Auch beim Verständnis von Wirtschaftlichkeit erfordert das Bauen mit wiederverwendeten Materialien ein Umdenken. Der Mehrwert beim Re-Use liegt klar darin, dass dem Material den nötigen Respekt gezollt wird. Hans Emmenegger, Spartenleiter Zimmerei bei Husner Holzbau, sieht darin grosse Chancen: „Ich bin klar der Meinung, dass zum Beispiel Holz ein sehr dankbarer Rohstoff ist. Man kann es gut bearbeiten, was es wiederum gut wiederverwendbar macht. Wenn Holz gesund, also trocken, eingebaut wird, verliert es nicht an Wert. Im Gegenteil, es gewinnt durch die charakteristische Ästhetik sogar an Wert.“
Wiederverwendung als Booster für Innovationen
Das Bauen mit wiederverwendeten Materialien erfordert neben der Flexibilität in der Planung und Ausführung auch mehr Flexibilität in der Gestaltung. So müssen sich Planer bewusst sein, dass das gefundene Material zum Teil auch das finale Design bestimmt. „Dass wiederverwendetes Material keineswegs eine Hürde für die Gestaltung darstellt, sondern dass man mit Kreativität gestalterische Elemente erreicht, auf die man ursprünglich gar nicht gekommen wäre, zeigt Sprint eindrücklich. Ein schönes Beispiel hierfür sind die unterschiedlichen Trennwände. Einige haben wir aus Ausschuss-Ziegeln, andere aus alten Büchern und wieder andere aus altem Teppich gebaut“, zeigt Oliver Seidel, Architekt und Mitglied der Geschäftsleitung beim Baubüro in situ auf.
Die Teppichtrennwand etwa hat Jonas Schafer, Bauteiljäger beim Baubüro in situ, für Sprint entwickelt. Sie kann nach ihrer Verwendung vollständig rückgebaut werden. Forschende der Empa haben die Wand im Akustiklabor auf Luftschalldämmung geprüft.

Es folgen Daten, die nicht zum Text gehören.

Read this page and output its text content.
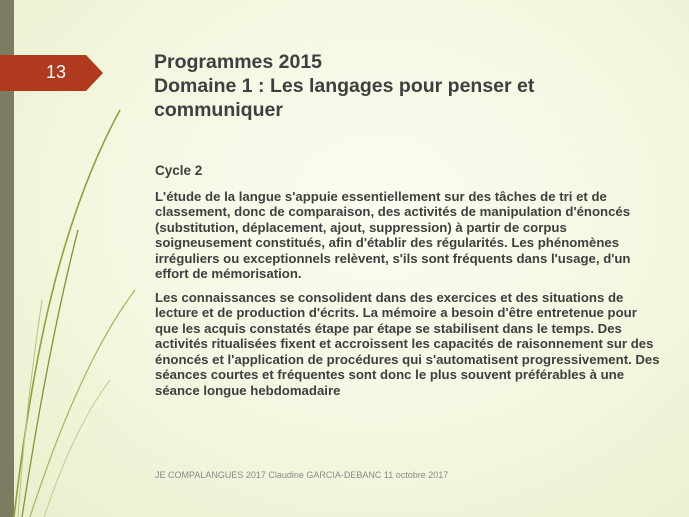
13	Programmes 2015
Domaine 1 : Les langages pour penser et
communiquer
Cycle 2

L'étude de la langue s'appuie essentiellement sur des tâches de tri et de classement, donc de comparaison, des activités de manipulation d'énoncés (substitution, déplacement, ajout, suppression) à partir de corpus soigneusement constitués, afin d'établir des régularités. Les phénomènes irréguliers ou exceptionnels relèvent, s'ils sont fréquents dans l'usage, d'un effort de mémorisation.

Les connaissances se consolident dans des exercices et des situations de lecture et de production d'écrits. La mémoire a besoin d'être entretenue pour que les acquis constatés étape par étape se stabilisent dans le temps. Des activités ritualisées fixent et accroissent les capacités de raisonnement sur des énoncés et l'application de procédures qui s'automatisent progressivement. Des séances courtes et fréquentes sont donc le plus souvent préférables à une séance longue hebdomadaire

JE COMPALANGUES 2017 Claudine GARCIA-DEBANC 11 octobre 2017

Chancen nutzen und Grenzen erkennen
Sprint zeigt, dass Wiederverwendung in der heutigen Marktlage per se nicht billiger ist. Seidel ist jedoch überzeugt: „Sobald sich ein wettbewerbsfähiger Markt mit wiederverwendeten Materialien und Bauteilen etabliert hat, werden auch beim Re-Use Kostenvorteile anfallen. Ausserdem bin ich der Meinung, dass es z.B. eine CO2-Besteuerung braucht, die kostenmässig neue Materialien be- und gebrauchte Materialien entlastet, um so den ökologischen Mehrwert beziffern zu können.“
Re-Use bietet zudem neue Möglichkeiten. So werden gewisse wiederverwendete Materialien wie Naturstein oder automatisch schliessende Brandschutztüren auf einmal erschwinglich, im Gegensatz zu denselben Bauteilen als Neumaterial. Zudem kann das Material hinsichtlich der CO2-Einsparung bewertet werden.
Bei anderen Materialien wie Pumpen, Ventilen und anderen technischen Komponenten stellt sich hinsichtlich der Garantie und Lebensdauer die Frage, ob sich das Wiederverwenden lohnt. Es ist gut möglich, dass es sinnvoller ist, diese Komponente neu zu beschaffen. Die Überprüfung der Lebensdauer solcher technischen Komponenten ist zwar machbar, aber zeitintensiv und aufwendig. „Die Herausforderung beim Bauen mit wiederverwendeten Materialien ist es, eine Balance zwischen dem technisch Machbaren und dem technisch Sinnvollen zu finden“, so Maike Stroetmann, Abteilungsleiterin BIM CAD bei Bouygues Energies & Services.